Dan tibalah saat berbahaya yang paling menegangkan bagi Ario Langit. Pemuda itu memejamkan mata. Memusatkan perhatian pada cincinnya sambil memanggil Siluman Masalembu dalam hati berulang-ulang. Perlahan-lahan tubuh Ario Langit membesar. Rambut panjangnya yang dikucir rapi berubah riap-riapan. Pemuda itu menjadi dua kali lipat besar tubuhnya dari biasanya.

Tiwikrama itu mencapai tahapan sempurna! Sosok hitam tinggi besar mengerikan berdiri di samping Istana kecil dan bersiap menerjang ke dalam. Namun sebelum tubuh raksasa itu bergerak, terdengar lengking nyaring dari dalam istana kecil lalu disusul dengan kesiur angin dahsyat menghantam Siluman Masalembu.

Wuuussss! Dukkkk!

Adu tenaga itu membuat tubuh Siluman Masalembu bergetar namun penyerangnya terjajar mundur ke belakang. Terdengar lengkingan yang lebih nyaring lagi sehingga terdengar hingga seantero Lembah Mandalawangi saat Matamaha Mada menerjang kembali ke depan dengan pukulan-pukulan berhawa sangat panas yang lebih dahsyat lagi.

Meskipun bertubuh Siluman Masalembu namun isi kepala makhluk itu tetap Ario Langit. Pemuda itu tidak mau beradu pukulan untuk menghemat tenaga. Dia sadar bahwa situasi ini sangat tidak menguntungkan baginya. Nenek gila yang sakti ini rupanya mempunyai pendengaran yang tajam sehingga mengetahui keberadaan dirinya dengan begitu cepat.

Sebetulnya bukan pendengaran Matamaha Mada yang tajam, namun nenek ini mempunyai kelebihan untuk membaui hal-hal yang bersifat gaib dan hawa siluman. Tiwikrama tadi langsung diketahui oleh si nenek gila meskipun dia sedang tertidur lelap.

Suara lengkingan yang sangat keras itu membangunkan seisi Lembah Mandalawangi! Ario Langit mengeluh dalam hati. Nenek sialan! Berduyun-duyun para prajurit bersenjata lengkap mendatangi asal lengkingan. Sebentar saja Ario langit sudah terkepung rapat. Bahkan Ayu Kinasih, Nyai Sembilang, dan Dewi Lastri juga ikut mengepung meskipun belum ikut menyerang karena mereka terheran-heran dengan lawan Matamaha Mada yang wujudnya sama sekali tidak lumrah manusia.

Namun Nyai Sembilang dan Dewi Lastri segera mengenali sosok Siluman Masalembu dan sama-sama berteriak lalu maju menerjang membantu Matamaha Mada. Mereka berdua tahu betapa hebatnya siluman hitam besar itu.

"Kau! Siluman keparat!"

Hanya Ayu Kedasih yang masih bengong. Tapi melihat gurunya terlihat kesetanan menyerang dengan sekuat tenaga, wanita yang sedang hamil ini akhirnya ikut menerjang ke depan membantu menyerang Ario Langit.

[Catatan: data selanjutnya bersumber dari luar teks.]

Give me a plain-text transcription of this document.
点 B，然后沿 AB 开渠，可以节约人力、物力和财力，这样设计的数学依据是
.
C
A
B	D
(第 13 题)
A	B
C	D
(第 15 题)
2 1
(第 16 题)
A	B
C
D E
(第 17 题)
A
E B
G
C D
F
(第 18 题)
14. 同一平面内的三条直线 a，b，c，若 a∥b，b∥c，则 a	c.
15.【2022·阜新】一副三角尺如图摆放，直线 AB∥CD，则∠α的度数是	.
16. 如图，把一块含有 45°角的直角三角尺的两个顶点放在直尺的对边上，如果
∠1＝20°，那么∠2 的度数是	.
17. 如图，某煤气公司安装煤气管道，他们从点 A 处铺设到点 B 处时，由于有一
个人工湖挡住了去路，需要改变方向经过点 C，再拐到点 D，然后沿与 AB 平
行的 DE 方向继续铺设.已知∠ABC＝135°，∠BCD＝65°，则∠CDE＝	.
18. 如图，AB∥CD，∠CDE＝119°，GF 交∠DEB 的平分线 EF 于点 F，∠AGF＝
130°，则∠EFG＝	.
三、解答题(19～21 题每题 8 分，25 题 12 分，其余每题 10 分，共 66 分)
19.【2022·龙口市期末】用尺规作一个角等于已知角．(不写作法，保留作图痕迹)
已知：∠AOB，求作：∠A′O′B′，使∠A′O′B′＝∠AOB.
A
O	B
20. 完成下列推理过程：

Kontan saja Ario Langit menjadi kelabakan. Bukan saja kewalahan menghadapi serangan bertubi-tubi Nyai Sembilang, Dewi Lastri dan Matamaha Mada, namun juga karena hatinya dikacaukan oleh kedatangan Ayu Kinasih yang juga ikut menyerangnya. Ario Langit sedikit bersyukur Ayu Kinasih tidak mengenalinya dalam wujud Siluman Masalembu. Jika tidak, bisa gadis itu akan mati-matian mengadu nyawa dengannya tanpa menimbang apa-apa sama sekali. Termasuk keselamatan bayi yang ada dalam kandungannya.

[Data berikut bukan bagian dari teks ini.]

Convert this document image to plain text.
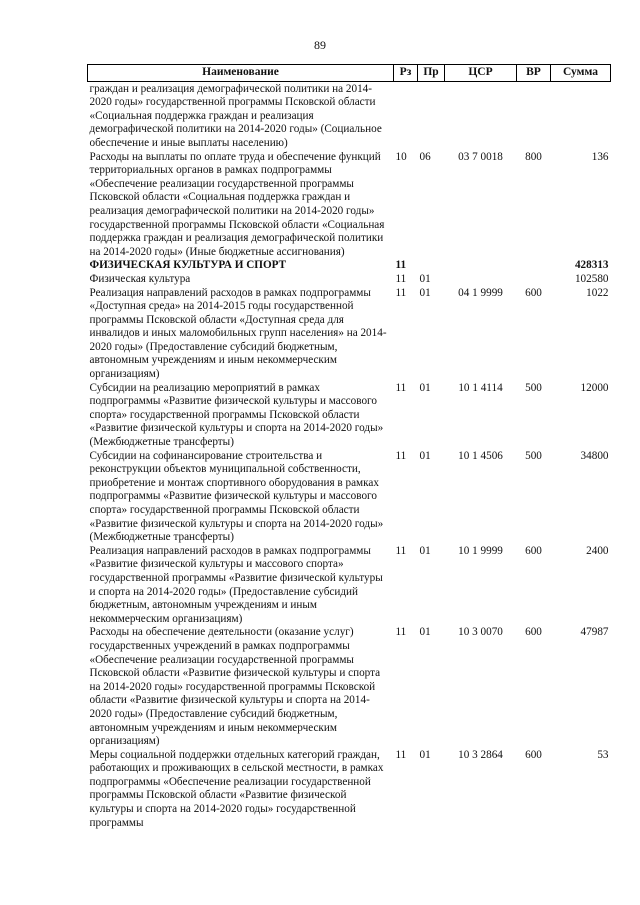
89
Наименование	Рз	Пр	ЦСР	ВР	Сумма
граждан и реализация демографической политики на 2014-2020 годы» государственной программы Псковской области «Социальная поддержка граждан и реализация демографической политики на 2014-2020 годы» (Социальное обеспечение и иные выплаты населению)					
Расходы на выплаты по оплате труда и обеспечение функций территориальных органов в рамках подпрограммы «Обеспечение реализации государственной программы Псковской области «Социальная поддержка граждан и реализация демографической политики на 2014-2020 годы» государственной программы Псковской области «Социальная поддержка граждан и реализация демографической политики на 2014-2020 годы» (Иные бюджетные ассигнования)	10	06	03 7 0018	800	136
ФИЗИЧЕСКАЯ КУЛЬТУРА И СПОРТ	11				428313
Физическая культура	11	01			102580
Реализация направлений расходов в рамках подпрограммы «Доступная среда» на 2014-2015 годы государственной программы Псковской области «Доступная среда для инвалидов и иных маломобильных групп населения» на 2014-2020 годы» (Предоставление субсидий бюджетным, автономным учреждениям и иным некоммерческим организациям)	11	01	04 1 9999	600	1022
Субсидии на реализацию мероприятий в рамках подпрограммы «Развитие физической культуры и массового спорта» государственной программы Псковской области «Развитие физической культуры и спорта на 2014-2020 годы» (Межбюджетные трансферты)	11	01	10 1 4114	500	12000
Субсидии на софинансирование строительства и реконструкции объектов муниципальной собственности, приобретение и монтаж спортивного оборудования в рамках подпрограммы «Развитие физической культуры и массового спорта» государственной программы Псковской области «Развитие физической культуры и спорта на 2014-2020 годы» (Межбюджетные трансферты)	11	01	10 1 4506	500	34800
Реализация направлений расходов в рамках подпрограммы «Развитие физической культуры и массового спорта» государственной программы «Развитие физической культуры и спорта на 2014-2020 годы» (Предоставление субсидий бюджетным, автономным учреждениям и иным некоммерческим организациям)	11	01	10 1 9999	600	2400
Расходы на обеспечение деятельности (оказание услуг) государственных учреждений в рамках подпрограммы «Обеспечение реализации государственной программы Псковской области «Развитие физической культуры и спорта на 2014-2020 годы» государственной программы Псковской области «Развитие физической культуры и спорта на 2014-2020 годы» (Предоставление субсидий бюджетным, автономным учреждениям и иным некоммерческим организациям)	11	01	10 3 0070	600	47987
Меры социальной поддержки отдельных категорий граждан, работающих и проживающих в сельской местности, в рамках подпрограммы «Обеспечение реализации государственной программы Псковской области «Развитие физической культуры и спорта на 2014-2020 годы» государственной программы	11	01	10 3 2864	600	53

Beberapa kali mau tidak mau Siluman Masalembu menerima pukulan dan tendangan dari keempat pengeroyoknya. Di sinilah letak kehebatan Siluman Masalembu. Pukulan sehebat apapun masih bisa ditahannya. Tubuh siluman ini sekuat baja. Namun tetap saja Ario Langit nantinya yang akan terkena akibatnya saat tiwikrama sudah usai. Tubuh pemuda itulah yang remuk redam.